Louise Hartley and Karen Seward, a senior vice-president at the EAP provider Shepell.FGI, disagree with this theory, but they do acknowledge that crying can be dangerous when it becomes a habit. Constant crying, and the depressed moods associated with crying, can ultimately have an impact on your emotional health and your ability to work, which in turn can put your job at risk. “If you’re going into your office, closing the door and having a cry, I would be concerned,” says Hartley. “It’s a sign that you might be in pain, that your ability to cope has been challenged and you might need assistance.”
Seward and Hartley both note that employees and their managers share responsibility for resolving emotional outbursts in the workplace. Shedding a few tears on the job isn’t necessarily the end of the world, but employees need to assess their own behaviour and not be afraid to take corrective action if they need to. (In Jane’s case, she left her job and found a new one that doesn’t make her cry.)
But before you start clearing out your desk, Hartley recommends that, as a first step, employees should check to see if their benefits package includes an EAP (most large companies have one). Barring that, consult a family doctor for advice; Hartley says that people may be unaware that crying can be symptomatic of serious problems such as anxiety and depression, and that crying is every bit as worthy of medical treatment as a sprained ankle or a migraine. “To use a physical analogy,” she says, “we go to a doctor when we’re in physical pain. But for crying, we don’t.”
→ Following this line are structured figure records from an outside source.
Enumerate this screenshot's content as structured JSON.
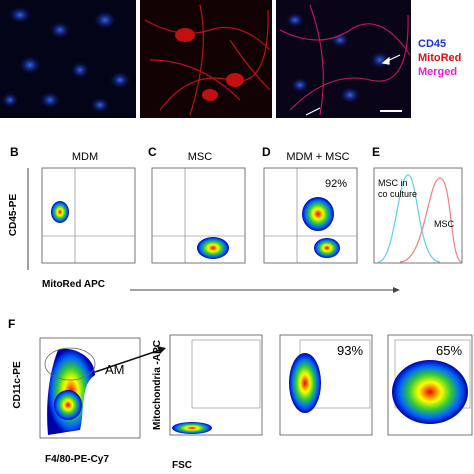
{
  "microscopy": {
    "labels": [
      "CD45",
      "MitoRed",
      "Merged"
    ]
  },
  "panels": [
    {
      "letter": "B",
      "title": "MDM"
    },
    {
      "letter": "C",
      "title": "MSC"
    },
    {
      "letter": "D",
      "title": "MDM + MSC",
      "percent": "92%"
    },
    {
      "letter": "E",
      "annotations": [
        "MSC in",
        "co culture",
        "MSC"
      ]
    }
  ],
  "row_axes": {
    "y_label": "CD45-PE",
    "x_label": "MitoRed APC"
  },
  "panel_f": {
    "letter": "F",
    "gate_label": "AM",
    "y_label_1": "CD11c-PE",
    "x_label_1": "F4/80-PE-Cy7",
    "y_label_2": "Mitochondria -APC",
    "x_label_2": "FSC",
    "percents": [
      "93%",
      "65%"
    ]
  }
}
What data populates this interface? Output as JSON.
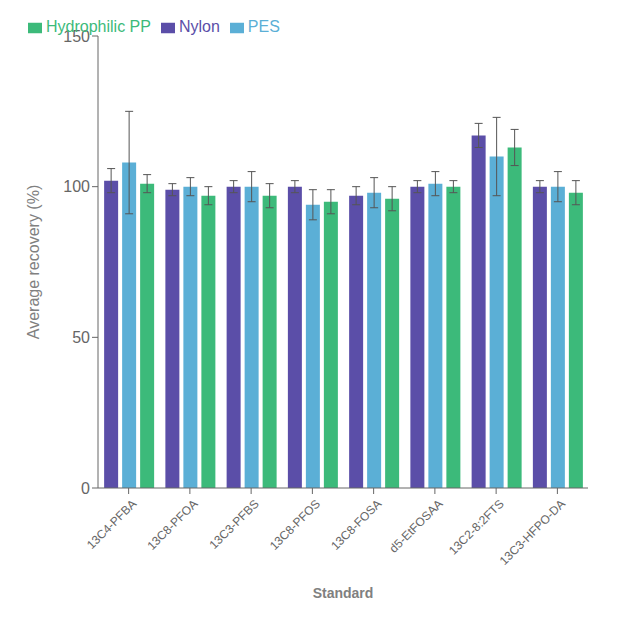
{
  "chart_data": {
    "type": "bar",
    "xlabel": "Standard",
    "ylabel": "Average recovery (%)",
    "categories": [
      "13C4-PFBA",
      "13C8-PFOA",
      "13C3-PFBS",
      "13C8-PFOS",
      "13C8-FOSA",
      "d5-EtFOSAA",
      "13C2-8:2FTS",
      "13C3-HFPO-DA"
    ],
    "series": [
      {
        "name": "Nylon",
        "color": "#5b4ea8",
        "values": [
          102,
          99,
          100,
          100,
          97,
          100,
          117,
          100
        ],
        "errors": [
          4,
          2,
          2,
          2,
          3,
          2,
          4,
          2
        ]
      },
      {
        "name": "PES",
        "color": "#5bafd6",
        "values": [
          108,
          100,
          100,
          94,
          98,
          101,
          110,
          100
        ],
        "errors": [
          17,
          3,
          5,
          5,
          5,
          4,
          13,
          5
        ]
      },
      {
        "name": "Hydrophilic PP",
        "color": "#3cba7a",
        "values": [
          101,
          97,
          97,
          95,
          96,
          100,
          113,
          98
        ],
        "errors": [
          3,
          3,
          4,
          4,
          4,
          2,
          6,
          4
        ]
      }
    ],
    "ylim": [
      0,
      150
    ],
    "yticks": [
      0,
      50,
      100,
      150
    ],
    "grid": false,
    "legend": "upper left"
  }
}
Of course, an ounce of prevention is worth a pound of cure. This means knowing your triggers and removing yourself from potentially volatile situations, instead of hiding in the bathroom or relying on a sympathetic co-worker to pick up the pieces after the fact. You can diffuse the stress of a tough presentation or a meeting with a meddlesome boss by simply calming yourself down ahead of time – by going for a walk or making a cup of tea, says Seward.
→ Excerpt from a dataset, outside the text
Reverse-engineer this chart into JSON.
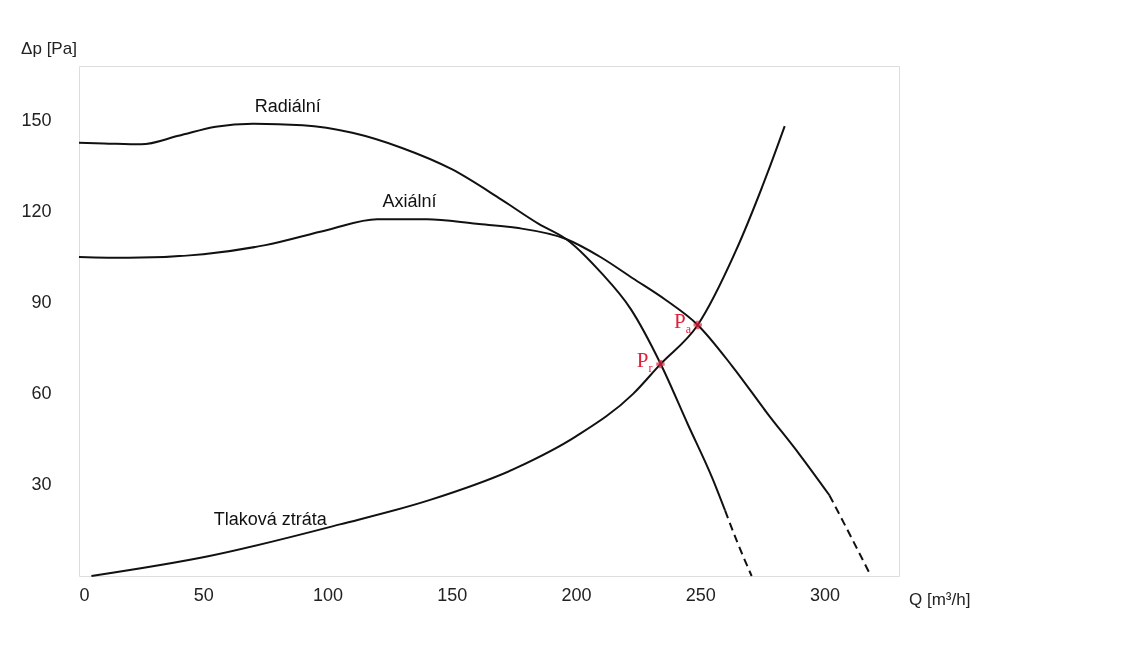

Better yet, she says, a manager can learn to identify the signs that an employee is struggling. Many managers now undergo emotional-intelligence training, where they’re encouraged to get to know their employees better, and are taught to be understanding when an employee bursts into tears in front of them. “Prevention makes business sense,” says Seward, “because recuperation takes longer to manage than if the problem were prevented in the first place.”
Zoe*, an established creative director at an advertising firm in Toronto, says she has wound up in tears at work so many times over the years that she has lost count. She tends to cry when she has to fight for something she believes in, or when she’s made to feel undervalued. “I’d love to be tougher,” she says, “but it’s almost physical how I take things personally when I feel like I’m not getting my just rewards, and not just financial ones.”
Crying hasn’t hindered her career, she says; she’s at the top of her profession. And, like many people in office environments, she’s always had the support of close colleagues when she needs to vent. But being prisoner to her emotions hasn’t been any fun, either. Zoe worries about looking weak, and at times her crying has felt like a handicap. The upshot, she says, is that it feels good to release the tension.
There’s hope for women like Zoe and Jane due to growing attention on emotional health in the workplace. But don’t expect things to change overnight. You might be able to get away with jeans at work, but a relaxed attitude around public displays of emotion isn’t yet in the cards. And that is something to shed a tear over.